Today's extremely expensive medicine is tomorrow's cheap cure. We should all encourage the drug companies to make fantastic amounts of money. The more incentive they have to find new and more effective medications, the better for all of us.
Few people would object to the fact that the first flat panel TVs were exorbitantly expensive and only available to the very rich. If we used regulatory process to hold the price of flat panel TVs to an artificially low value, none of us would have the option today of buying increasingly affordable flat panel TVs. Why should anyone think drugs would behave differently?

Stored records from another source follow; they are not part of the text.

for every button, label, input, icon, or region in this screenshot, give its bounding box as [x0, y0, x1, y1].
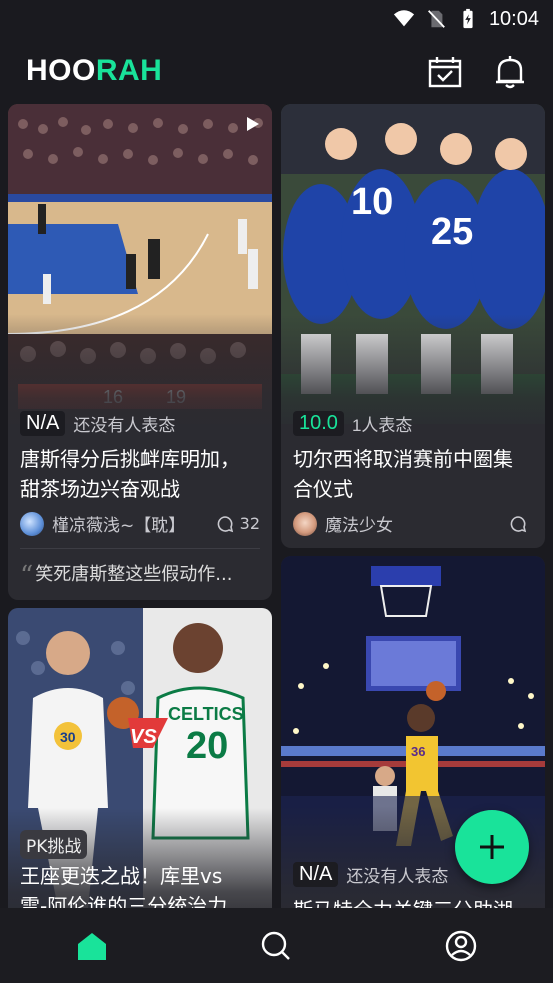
nav-search[interactable]	[246, 916, 306, 976]
post-title: 唐斯得分后挑衅库明加， 甜茶场边兴奋观战	[20, 447, 240, 501]
wifi-icon	[393, 10, 415, 27]
rating-score: N/A	[20, 411, 66, 436]
profile-icon	[445, 930, 477, 961]
rating-row: 10.0 1人表态	[293, 411, 412, 436]
home-icon	[78, 932, 107, 960]
feed[interactable]: 16 19 N/A 还没有人表态 唐斯得分后挑衅库明加， 甜茶场边兴奋观战 槿凉…	[0, 104, 553, 908]
divider	[20, 548, 260, 549]
plus-icon	[480, 835, 504, 859]
comment-count[interactable]	[509, 515, 533, 533]
rating-label: 还没有人表态	[73, 416, 176, 435]
author-name[interactable]: 魔法少女	[325, 511, 501, 536]
calendar-button[interactable]	[425, 52, 465, 92]
nav-profile[interactable]	[431, 916, 491, 976]
rating-row: N/A 还没有人表态	[293, 862, 448, 887]
search-icon	[262, 931, 291, 960]
avatar[interactable]	[293, 511, 317, 536]
post-card[interactable]: 25 10 10.0 1人表态 切尔西将取消赛前中圈集 合仪式 魔法少女	[281, 104, 545, 548]
svg-text:25: 25	[431, 211, 473, 253]
author-row[interactable]: 魔法少女	[293, 511, 533, 536]
rating-score: N/A	[293, 862, 339, 887]
post-card[interactable]: 30 CELTICS 20 VS PK挑战 王座更迭之战！库里vs 雷-阿伦谁的…	[8, 608, 272, 908]
comment-count[interactable]: 32	[216, 514, 260, 533]
nav-home[interactable]	[62, 916, 122, 976]
app-header: HOORAH	[0, 38, 553, 104]
notifications-button[interactable]	[490, 52, 530, 92]
bell-icon	[496, 56, 524, 89]
rating-label: 1人表态	[351, 416, 413, 435]
author-row[interactable]: 槿凉薇浅~【耽】 32	[20, 511, 260, 536]
app-logo: HOORAH	[26, 54, 163, 87]
hot-comment[interactable]: “笑死唐斯整这些假动作...	[20, 560, 260, 591]
svg-text:10: 10	[351, 181, 393, 223]
svg-text:36: 36	[411, 744, 425, 759]
create-post-button[interactable]	[455, 810, 529, 884]
quote-mark-icon: “	[20, 561, 34, 591]
comment-icon	[510, 515, 527, 532]
svg-text:20: 20	[186, 725, 228, 767]
calendar-check-icon	[428, 57, 462, 88]
comment-icon	[217, 515, 233, 532]
bottom-navigation	[0, 908, 553, 983]
rating-row: N/A 还没有人表态	[20, 411, 175, 436]
clock: 10:04	[488, 7, 539, 30]
svg-text:30: 30	[60, 729, 76, 745]
svg-text:VS: VS	[130, 726, 157, 748]
post-card[interactable]: 16 19 N/A 还没有人表态 唐斯得分后挑衅库明加， 甜茶场边兴奋观战 槿凉…	[8, 104, 272, 600]
post-title: 斯马特全力关键三分助湖	[293, 895, 533, 908]
pk-tag: PK挑战	[20, 830, 88, 859]
svg-text:CELTICS: CELTICS	[168, 704, 244, 724]
no-sim-icon	[427, 10, 445, 28]
rating-score: 10.0	[293, 411, 344, 436]
author-name[interactable]: 槿凉薇浅~【耽】	[52, 511, 208, 536]
video-play-icon	[247, 117, 259, 131]
status-bar: 10:04	[0, 0, 553, 38]
avatar[interactable]	[20, 511, 44, 536]
post-title: 切尔西将取消赛前中圈集 合仪式	[293, 447, 513, 501]
rating-label: 还没有人表态	[346, 867, 449, 886]
battery-charging-icon	[463, 8, 473, 29]
post-title: 王座更迭之战！库里vs 雷-阿伦谁的三分统治力...	[20, 864, 247, 908]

I treat people, and have friends and family, who would not be alive today if our Medical care was limited to what was available when I graduated Medical School in 1974. One of the greatest bounties of our technological prowess has been the life saving and life extending boon from our biotech industries, which prominently includes one of the Populist's favorite villains of the day, "Big Pharma." It would be nice if Senators Kohl and Kennedy were honest enough to tell the American people that we can have cheaper drugs and Universal health care only at the expense of medical progress. The idea that we can keep prices artificially low, extend unlimited benefits to everyone, and continue to reap new benefits at an accelerating pace from Medical science is yet another quasi-Utopian fantasy that derives from politicians' aversion to making difficult choices. We can only have one of the three options and I am selfish enough to hope that the option we choose is the one most likely to enable most of us to live long and healthy lives, even if the very wealthy will have access to new and revolutionary types of care before it is available to me.